Breathwork is the observation and/or alteration of breath during diaphragmatic or heart-focused breathing. It has its origins in breathing meditations that have been used for centuries in healing and religious traditions throughout the world. Breathing meditations are believed to have healing energy in the nilch’i (Winds) of Navajo tradition, the Hawaiian sacred healing breath, ha (Aloha is alo, the “meeting face to face” of ha, “the breath of life”) and Qigong’s “breath of no breath,” to name a few. Breath is intimately associated with the soul in nafas (“Allah’s own breath”) of Islam, the Chinese hun (“breath soul”) and neshama (meaning both soul and breath) in the Hebrew Scriptures. In the Christian scriptures, Jesus breathes on his disciples and they receive the Holy Spirit (John 20:22). The English word “spirit” comes from the Latin, spiritus, meaning both “soul” and “breath.”

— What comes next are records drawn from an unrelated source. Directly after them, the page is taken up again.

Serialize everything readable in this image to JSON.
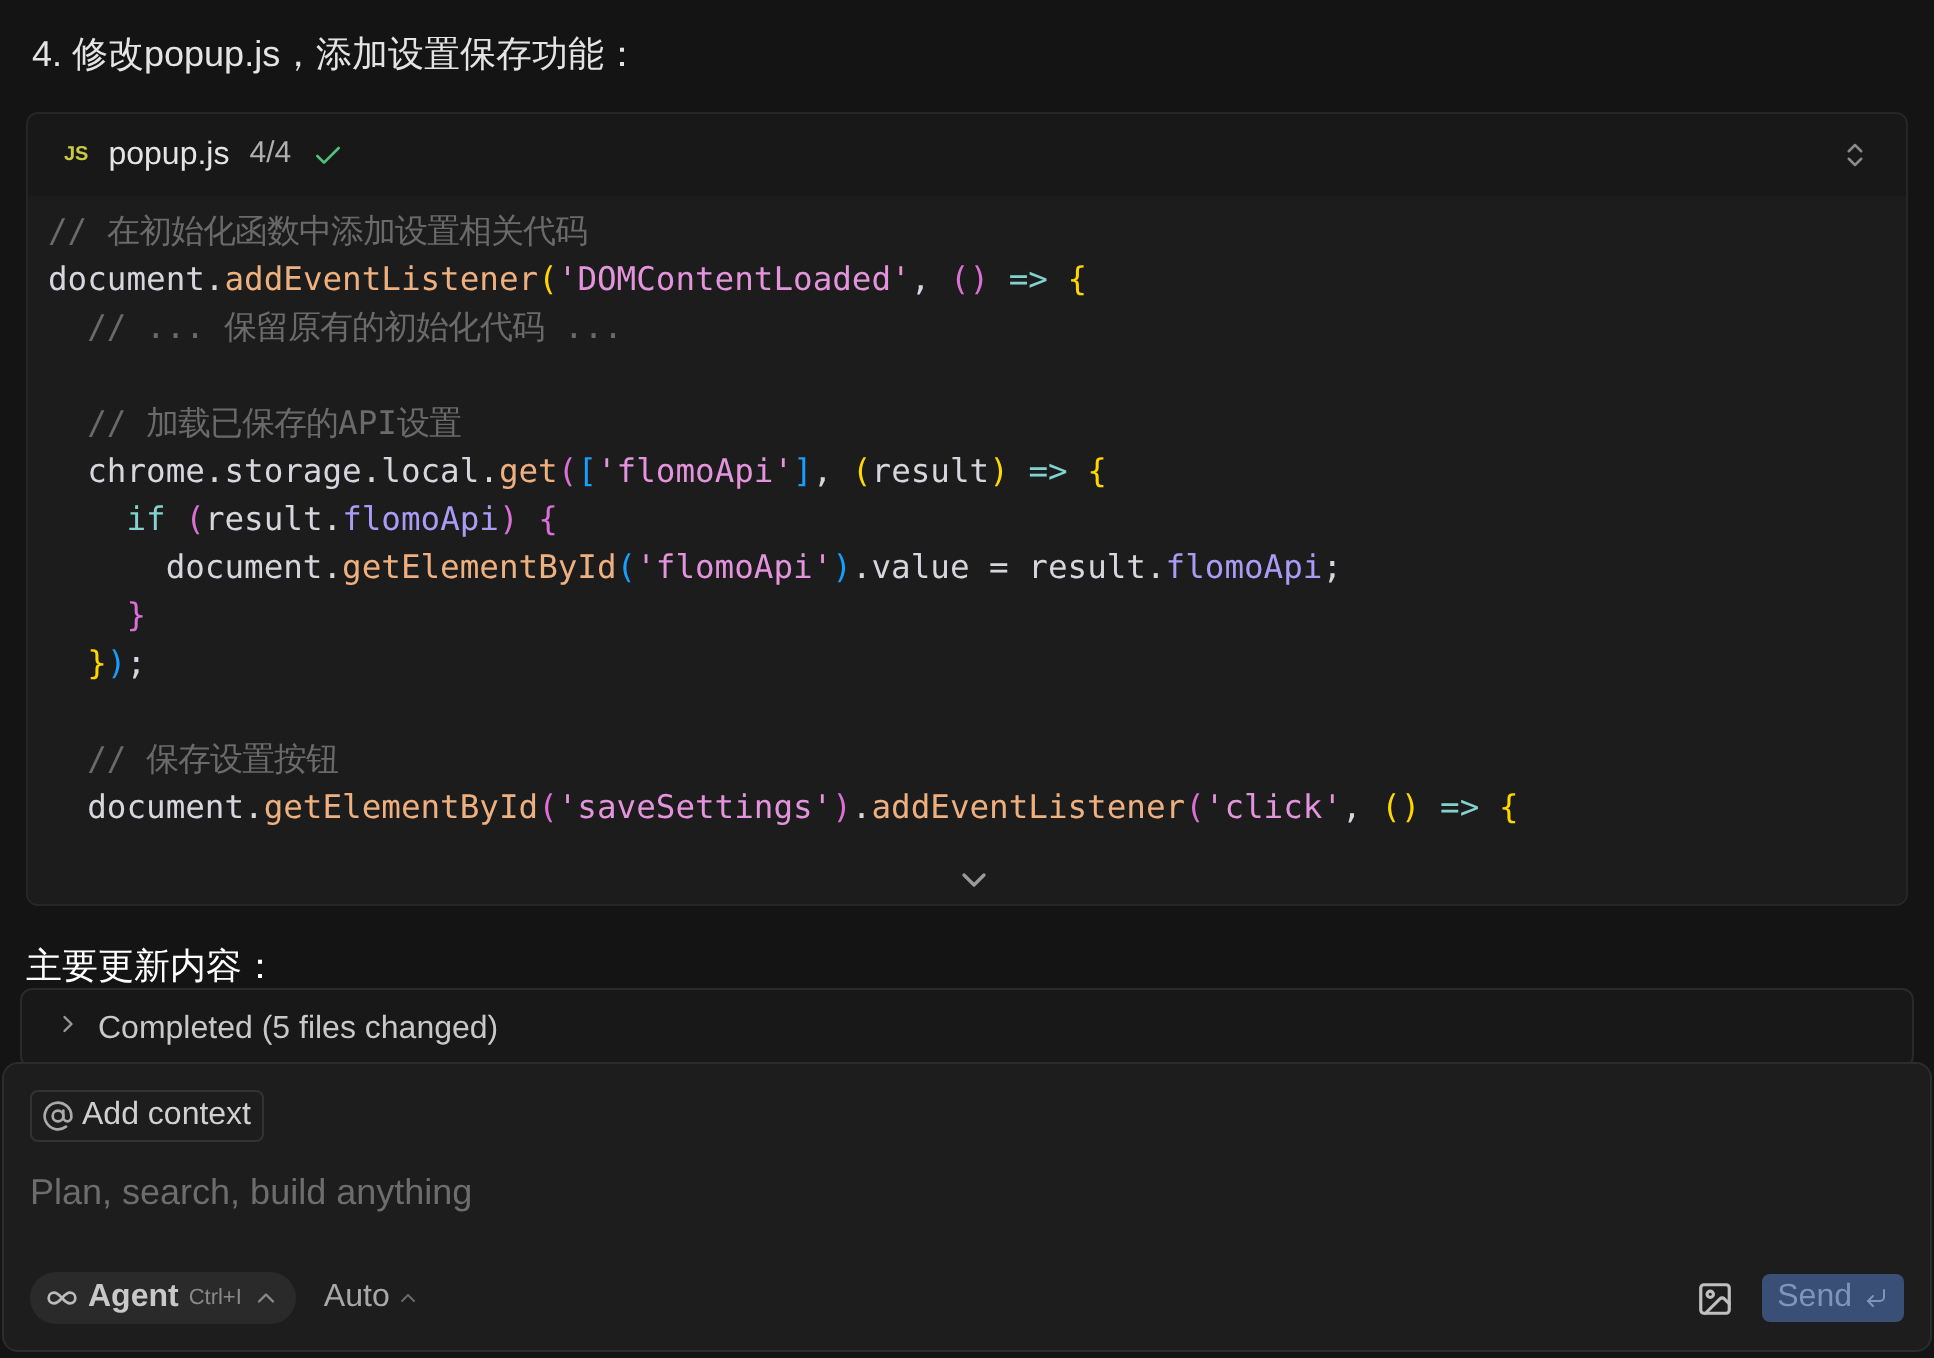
{
  "heading": "4. 修改popup.js，添加设置保存功能：",
  "code_block": {
    "badge": "JS",
    "filename": "popup.js",
    "progress": "4/4",
    "done": true,
    "blocks": [
      [
        [
          {
            "t": "// 在初始化函数中添加设置相关代码",
            "color": "#6a6a6a"
          }
        ],
        [
          {
            "t": "document.",
            "color": "#d6d6dd"
          },
          {
            "t": "addEventListener",
            "color": "#efb080"
          },
          {
            "t": "(",
            "color": "#ffd700"
          },
          {
            "t": "'DOMContentLoaded'",
            "color": "#e394dc"
          },
          {
            "t": ", ",
            "color": "#d6d6dd"
          },
          {
            "t": "()",
            "color": "#da70d6"
          },
          {
            "t": " => ",
            "color": "#82d2ce"
          },
          {
            "t": "{",
            "color": "#ffd700"
          }
        ],
        [
          {
            "t": "  // ... 保留原有的初始化代码 ...",
            "color": "#6a6a6a"
          }
        ]
      ],
      [
        [
          {
            "t": "  // 加载已保存的API设置",
            "color": "#6a6a6a"
          }
        ],
        [
          {
            "t": "  chrome.storage.local.",
            "color": "#d6d6dd"
          },
          {
            "t": "get",
            "color": "#efb080"
          },
          {
            "t": "(",
            "color": "#da70d6"
          },
          {
            "t": "[",
            "color": "#179fff"
          },
          {
            "t": "'flomoApi'",
            "color": "#e394dc"
          },
          {
            "t": "]",
            "color": "#179fff"
          },
          {
            "t": ", ",
            "color": "#d6d6dd"
          },
          {
            "t": "(",
            "color": "#ffd700"
          },
          {
            "t": "result",
            "color": "#d6d6dd"
          },
          {
            "t": ")",
            "color": "#ffd700"
          },
          {
            "t": " => ",
            "color": "#82d2ce"
          },
          {
            "t": "{",
            "color": "#ffd700"
          }
        ],
        [
          {
            "t": "    if ",
            "color": "#82d2ce"
          },
          {
            "t": "(",
            "color": "#da70d6"
          },
          {
            "t": "result.",
            "color": "#d6d6dd"
          },
          {
            "t": "flomoApi",
            "color": "#aa9bf5"
          },
          {
            "t": ") {",
            "color": "#da70d6"
          }
        ],
        [
          {
            "t": "      document.",
            "color": "#d6d6dd"
          },
          {
            "t": "getElementById",
            "color": "#efb080"
          },
          {
            "t": "(",
            "color": "#179fff"
          },
          {
            "t": "'flomoApi'",
            "color": "#e394dc"
          },
          {
            "t": ")",
            "color": "#179fff"
          },
          {
            "t": ".value = result.",
            "color": "#d6d6dd"
          },
          {
            "t": "flomoApi",
            "color": "#aa9bf5"
          },
          {
            "t": ";",
            "color": "#d6d6dd"
          }
        ],
        [
          {
            "t": "    }",
            "color": "#da70d6"
          }
        ],
        [
          {
            "t": "  }",
            "color": "#ffd700"
          },
          {
            "t": ")",
            "color": "#179fff"
          },
          {
            "t": ";",
            "color": "#d6d6dd"
          }
        ]
      ],
      [
        [
          {
            "t": "  // 保存设置按钮",
            "color": "#6a6a6a"
          }
        ],
        [
          {
            "t": "  document.",
            "color": "#d6d6dd"
          },
          {
            "t": "getElementById",
            "color": "#efb080"
          },
          {
            "t": "(",
            "color": "#da70d6"
          },
          {
            "t": "'saveSettings'",
            "color": "#e394dc"
          },
          {
            "t": ")",
            "color": "#da70d6"
          },
          {
            "t": ".",
            "color": "#d6d6dd"
          },
          {
            "t": "addEventListener",
            "color": "#efb080"
          },
          {
            "t": "(",
            "color": "#da70d6"
          },
          {
            "t": "'click'",
            "color": "#e394dc"
          },
          {
            "t": ", ",
            "color": "#d6d6dd"
          },
          {
            "t": "()",
            "color": "#ffd700"
          },
          {
            "t": " => ",
            "color": "#82d2ce"
          },
          {
            "t": "{",
            "color": "#ffd700"
          }
        ]
      ]
    ]
  },
  "summary_heading": "主要更新内容：",
  "status": {
    "label": "Completed (5 files changed)",
    "expanded": false
  },
  "composer": {
    "context_button": "Add context",
    "placeholder": "Plan, search, build anything",
    "mode": "Agent",
    "shortcut": "Ctrl+I",
    "model": "Auto",
    "send": "Send"
  }
}
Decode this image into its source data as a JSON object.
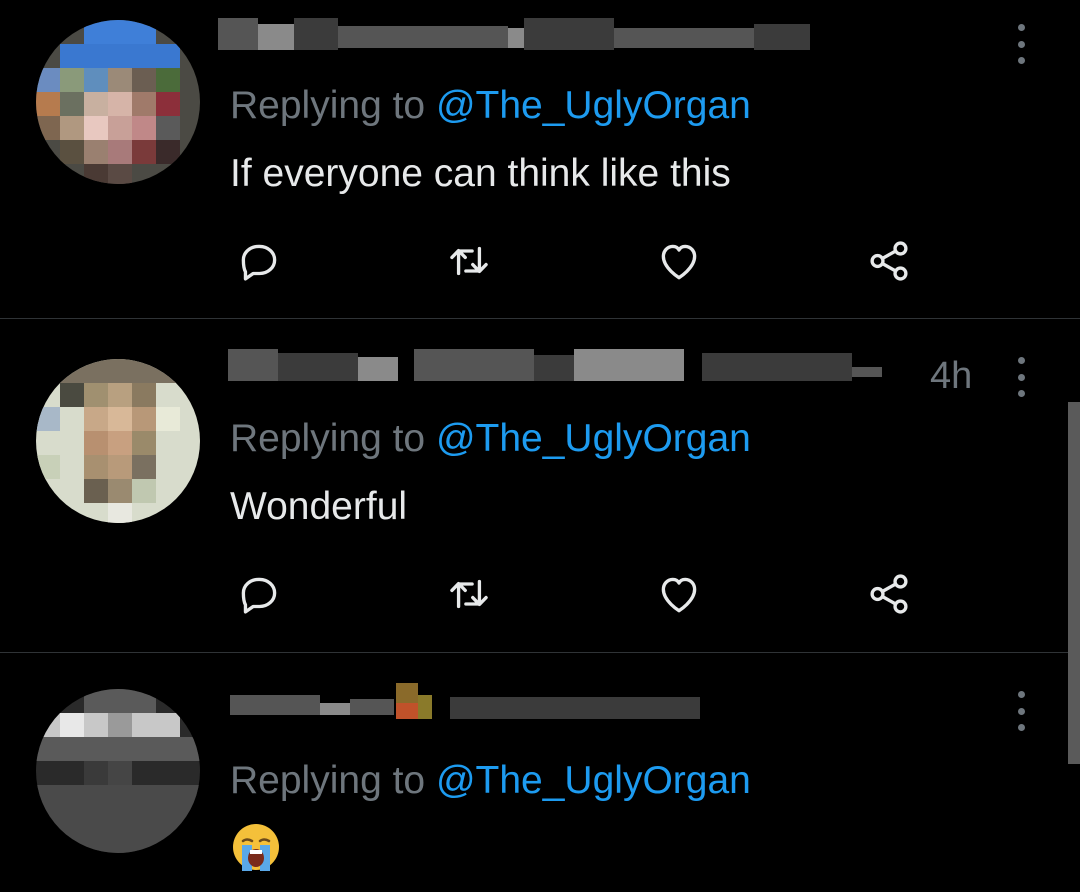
{
  "tweets": [
    {
      "replying_prefix": "Replying to ",
      "replying_handle": "@The_UglyOrgan",
      "text": "If everyone can think like this",
      "timestamp": ""
    },
    {
      "replying_prefix": "Replying to ",
      "replying_handle": "@The_UglyOrgan",
      "text": "Wonderful",
      "timestamp": "4h"
    },
    {
      "replying_prefix": "Replying to ",
      "replying_handle": "@The_UglyOrgan",
      "text": "",
      "emoji": "loudly-crying-face"
    }
  ],
  "icons": {
    "reply": "reply-icon",
    "retweet": "retweet-icon",
    "like": "heart-icon",
    "share": "share-icon",
    "more": "more-icon"
  },
  "colors": {
    "background": "#000000",
    "text": "#e7e9ea",
    "secondary": "#6e767d",
    "link": "#1d9bf0",
    "divider": "#2f3336"
  }
}
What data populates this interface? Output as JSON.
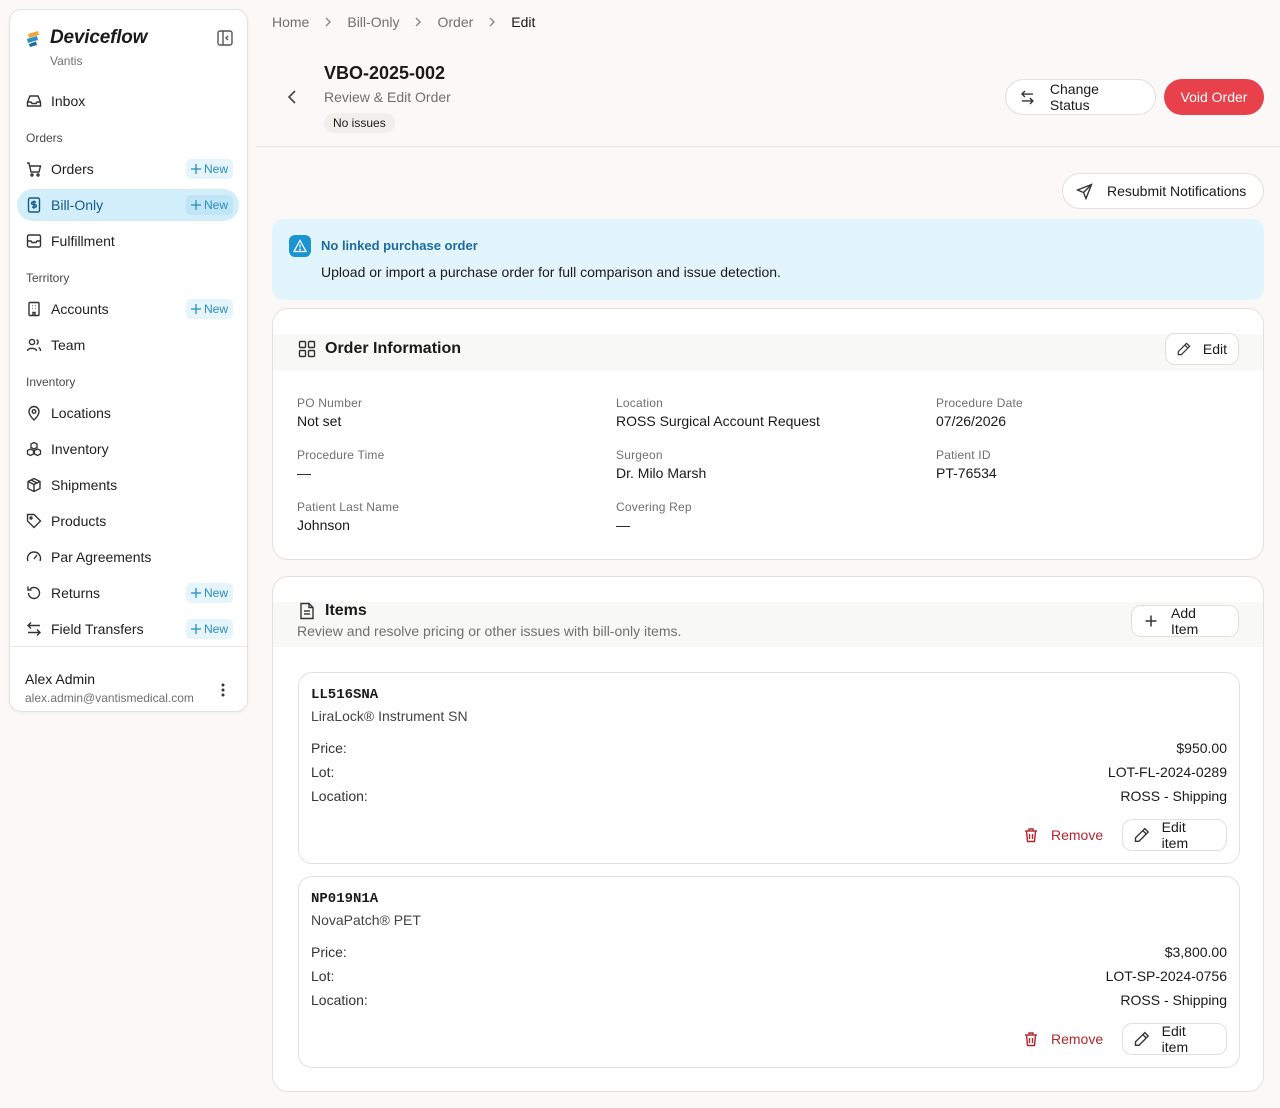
{
  "app": {
    "name": "Deviceflow",
    "tenant": "Vantis"
  },
  "sidebar": {
    "items": [
      {
        "label": "Inbox",
        "icon": "inbox-icon"
      },
      {
        "label": "Orders",
        "icon": "cart-icon",
        "new": "New"
      },
      {
        "label": "Bill-Only",
        "icon": "dollar-doc-icon",
        "new": "New",
        "active": true
      },
      {
        "label": "Fulfillment",
        "icon": "fulfillment-icon"
      },
      {
        "label": "Accounts",
        "icon": "building-icon",
        "new": "New"
      },
      {
        "label": "Team",
        "icon": "users-icon"
      },
      {
        "label": "Locations",
        "icon": "map-pin-icon"
      },
      {
        "label": "Inventory",
        "icon": "boxes-icon"
      },
      {
        "label": "Shipments",
        "icon": "package-icon"
      },
      {
        "label": "Products",
        "icon": "tag-icon"
      },
      {
        "label": "Par Agreements",
        "icon": "gauge-icon"
      },
      {
        "label": "Returns",
        "icon": "rotate-ccw-icon",
        "new": "New"
      },
      {
        "label": "Field Transfers",
        "icon": "arrows-exchange-icon",
        "new": "New"
      }
    ],
    "sections": {
      "orders": "Orders",
      "territory": "Territory",
      "inventory": "Inventory"
    },
    "user": {
      "name": "Alex Admin",
      "email": "alex.admin@vantismedical.com"
    }
  },
  "breadcrumb": [
    "Home",
    "Bill-Only",
    "Order",
    "Edit"
  ],
  "header": {
    "order_id": "VBO-2025-002",
    "subtitle": "Review & Edit Order",
    "badge": "No issues",
    "change_status": "Change Status",
    "void_order": "Void Order"
  },
  "actions": {
    "resubmit": "Resubmit Notifications"
  },
  "alert": {
    "title": "No linked purchase order",
    "text": "Upload or import a purchase order for full comparison and issue detection."
  },
  "order_info": {
    "title": "Order Information",
    "edit": "Edit",
    "fields": [
      {
        "label": "PO Number",
        "value": "Not set"
      },
      {
        "label": "Location",
        "value": "ROSS Surgical Account Request"
      },
      {
        "label": "Procedure Date",
        "value": "07/26/2026"
      },
      {
        "label": "Procedure Time",
        "value": "—"
      },
      {
        "label": "Surgeon",
        "value": "Dr. Milo Marsh"
      },
      {
        "label": "Patient ID",
        "value": "PT-76534"
      },
      {
        "label": "Patient Last Name",
        "value": "Johnson"
      },
      {
        "label": "Covering Rep",
        "value": "—"
      }
    ]
  },
  "items_section": {
    "title": "Items",
    "subtitle": "Review and resolve pricing or other issues with bill-only items.",
    "add_item": "Add Item",
    "labels": {
      "price": "Price:",
      "lot": "Lot:",
      "location": "Location:"
    },
    "remove": "Remove",
    "edit_item": "Edit item",
    "items": [
      {
        "sku": "LL516SNA",
        "name": "LiraLock® Instrument SN",
        "price": "$950.00",
        "lot": "LOT-FL-2024-0289",
        "location": "ROSS - Shipping"
      },
      {
        "sku": "NP019N1A",
        "name": "NovaPatch® PET",
        "price": "$3,800.00",
        "lot": "LOT-SP-2024-0756",
        "location": "ROSS - Shipping"
      }
    ]
  },
  "colors": {
    "accent": "#1b95d2",
    "active_bg": "#d2eefb",
    "danger": "#e8414c",
    "new_badge": "#2a8fc2"
  }
}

Mindfulness and Psychotherapy
Mindfulness is an ancient practice recently adopted by many Western mental health practitioners. Jon Kabat-Zinn has been a leading figure in introducing mindfulness practices into Western healthcare, resulting in both mindfulness based and mindfulness informed psychotherapies. The term mindfulness refers to a Buddhist method of examining experience (thoughts and emotions) with non-judgmental awareness. Psychotherapeutic adaptations of this practice are used to help free the mind from its preoccupation with and assumptions about, experience. Research suggests that mindfulness may be effective in treating attention, mood, and stress disorders.